Kisah Mambang Tubil Selamat di Palu

PALANGKA RAYA/tabengan.com – Ketua Harian Daerah Dewan Adat Dayak (DAD) Provinsi Kalimantan Tengah Dr Mambang I Tubil SH MAP, salah satu warga Kalteng, yang ikut menjadi korban selamat atas bencana alam gempa dan tsunami di Palu, Sulawesi Tengah, Jumat (28/9).

Mambang memberikan kesaksian atas musibah itu dalam ibadah Minggu (30/9), di GKE Gereja Victoria, Jalan Kencana IV Palangka Raya.

Mantan anggota DPRD Kota Palangka Raya ini ke Palu memenuhi undangan Kementerian Pendidikan sebagai utusan dari DAD Kalteng. Sebelum gempa dan tsunami datang, Mambang baru 20 menit masuk kamar Swis-Belhotel Palu. Tiba-tiba di dalam kamar terjadi guncangan hebat, dan seketika itu juga ia bersama tamu hotel lainnya dipandu mencari tempat lebih tinggi.

“Saya baru pertama kali merasakan guncangan gempa yang begitu keras. Dulu saya pernah merasakan gempa di Jakarta, tapi tidak sekeras ini,” katanya.

Setelah bersama warga lain membaur di tempat yang lebih aman, secara tidak sengaja ia bertemu anggota TNI yang mengenalinya ketika masih aktif sebagai anggota DPRD Palangka Raya.

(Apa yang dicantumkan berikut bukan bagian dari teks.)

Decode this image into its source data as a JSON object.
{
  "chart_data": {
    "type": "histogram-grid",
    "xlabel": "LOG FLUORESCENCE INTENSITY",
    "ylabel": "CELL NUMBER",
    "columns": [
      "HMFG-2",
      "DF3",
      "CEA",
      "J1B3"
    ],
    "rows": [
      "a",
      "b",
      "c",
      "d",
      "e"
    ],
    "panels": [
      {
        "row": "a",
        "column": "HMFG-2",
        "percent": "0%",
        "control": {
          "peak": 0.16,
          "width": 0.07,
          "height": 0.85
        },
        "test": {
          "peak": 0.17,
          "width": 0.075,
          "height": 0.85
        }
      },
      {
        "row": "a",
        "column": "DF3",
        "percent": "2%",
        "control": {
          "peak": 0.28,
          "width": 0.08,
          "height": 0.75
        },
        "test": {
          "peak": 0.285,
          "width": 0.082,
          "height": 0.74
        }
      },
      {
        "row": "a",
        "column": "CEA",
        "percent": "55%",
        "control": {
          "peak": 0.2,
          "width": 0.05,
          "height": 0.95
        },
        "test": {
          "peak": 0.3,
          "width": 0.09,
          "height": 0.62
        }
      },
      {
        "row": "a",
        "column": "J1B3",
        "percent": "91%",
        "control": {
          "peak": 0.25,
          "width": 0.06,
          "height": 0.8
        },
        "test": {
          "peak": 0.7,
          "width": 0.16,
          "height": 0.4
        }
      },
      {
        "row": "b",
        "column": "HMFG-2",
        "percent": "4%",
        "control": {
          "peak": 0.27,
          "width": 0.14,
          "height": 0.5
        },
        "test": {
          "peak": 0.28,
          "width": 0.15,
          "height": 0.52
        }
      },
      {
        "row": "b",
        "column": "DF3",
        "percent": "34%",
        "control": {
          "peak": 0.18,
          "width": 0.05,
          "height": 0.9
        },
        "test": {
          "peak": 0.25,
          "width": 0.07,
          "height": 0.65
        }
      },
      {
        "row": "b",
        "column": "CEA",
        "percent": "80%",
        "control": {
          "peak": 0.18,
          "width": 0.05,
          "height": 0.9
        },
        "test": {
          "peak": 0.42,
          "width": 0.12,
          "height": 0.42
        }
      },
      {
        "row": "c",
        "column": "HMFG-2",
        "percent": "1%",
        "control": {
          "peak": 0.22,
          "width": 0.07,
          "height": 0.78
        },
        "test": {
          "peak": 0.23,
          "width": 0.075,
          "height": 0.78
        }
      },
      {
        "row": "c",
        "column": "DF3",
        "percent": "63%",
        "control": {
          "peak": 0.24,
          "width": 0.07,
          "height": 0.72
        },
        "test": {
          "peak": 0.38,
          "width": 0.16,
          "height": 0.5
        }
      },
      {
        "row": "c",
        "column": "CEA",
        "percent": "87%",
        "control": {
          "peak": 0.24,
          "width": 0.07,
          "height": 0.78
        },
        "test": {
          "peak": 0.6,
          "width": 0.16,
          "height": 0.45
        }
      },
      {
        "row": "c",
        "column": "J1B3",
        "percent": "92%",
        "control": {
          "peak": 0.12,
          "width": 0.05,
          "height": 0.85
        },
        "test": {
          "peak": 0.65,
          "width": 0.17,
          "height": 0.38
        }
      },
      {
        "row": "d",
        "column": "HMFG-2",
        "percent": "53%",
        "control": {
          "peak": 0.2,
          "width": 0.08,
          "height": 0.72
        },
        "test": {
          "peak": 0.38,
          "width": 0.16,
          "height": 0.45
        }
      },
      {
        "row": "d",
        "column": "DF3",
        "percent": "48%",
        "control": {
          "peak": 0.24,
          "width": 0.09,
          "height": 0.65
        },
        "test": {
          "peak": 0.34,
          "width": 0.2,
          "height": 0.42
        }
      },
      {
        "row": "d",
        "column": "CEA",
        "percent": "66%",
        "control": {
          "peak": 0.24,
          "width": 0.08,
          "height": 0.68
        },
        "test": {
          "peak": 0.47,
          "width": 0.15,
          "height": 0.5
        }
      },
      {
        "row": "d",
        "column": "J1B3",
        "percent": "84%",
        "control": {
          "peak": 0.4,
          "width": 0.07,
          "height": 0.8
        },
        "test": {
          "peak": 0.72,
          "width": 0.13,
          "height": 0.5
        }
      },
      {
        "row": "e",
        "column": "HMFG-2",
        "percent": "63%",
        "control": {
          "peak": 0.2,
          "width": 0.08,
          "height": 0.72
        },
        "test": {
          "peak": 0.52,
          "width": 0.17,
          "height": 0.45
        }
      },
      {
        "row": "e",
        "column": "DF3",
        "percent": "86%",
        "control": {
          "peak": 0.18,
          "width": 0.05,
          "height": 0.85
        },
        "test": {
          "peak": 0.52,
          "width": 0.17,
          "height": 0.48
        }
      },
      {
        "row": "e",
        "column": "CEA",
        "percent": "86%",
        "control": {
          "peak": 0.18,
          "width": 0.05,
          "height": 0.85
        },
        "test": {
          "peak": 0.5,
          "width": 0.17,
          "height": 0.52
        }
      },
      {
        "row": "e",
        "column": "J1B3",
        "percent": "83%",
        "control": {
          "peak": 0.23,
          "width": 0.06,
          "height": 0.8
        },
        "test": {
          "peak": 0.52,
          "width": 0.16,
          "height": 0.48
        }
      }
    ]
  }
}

Diapun lalu dievakuasi ke tempat pengungsian dan keesokan harinya diberangkatkan ke Makassar, Sulawesi Selatan, sebelum terbang kembali ke Jakarta dan ke Palangka Raya bertemu dengan keluarga.

Warga Sampit Khawatir
Bencana gempa dan tsunami yang melanda Kota Palu dan sekitarnya di Sulawesi Tengah juga membuat panik warga di Sampit, Kabupaten Kotawaringin Timur.

Dede (27), warga Kecamatan Mentawa Baru Ketapang mengaku sempat kehilangan kontak dengan suaminya yang bertugas di Palu ketika bencana terjadi. “Pasca beberapa menit setelah kejadian saya langsung mencoba suami saya, namun tidak tersambung,” ungkapnya, kepada Tabengan, Minggu (30/9).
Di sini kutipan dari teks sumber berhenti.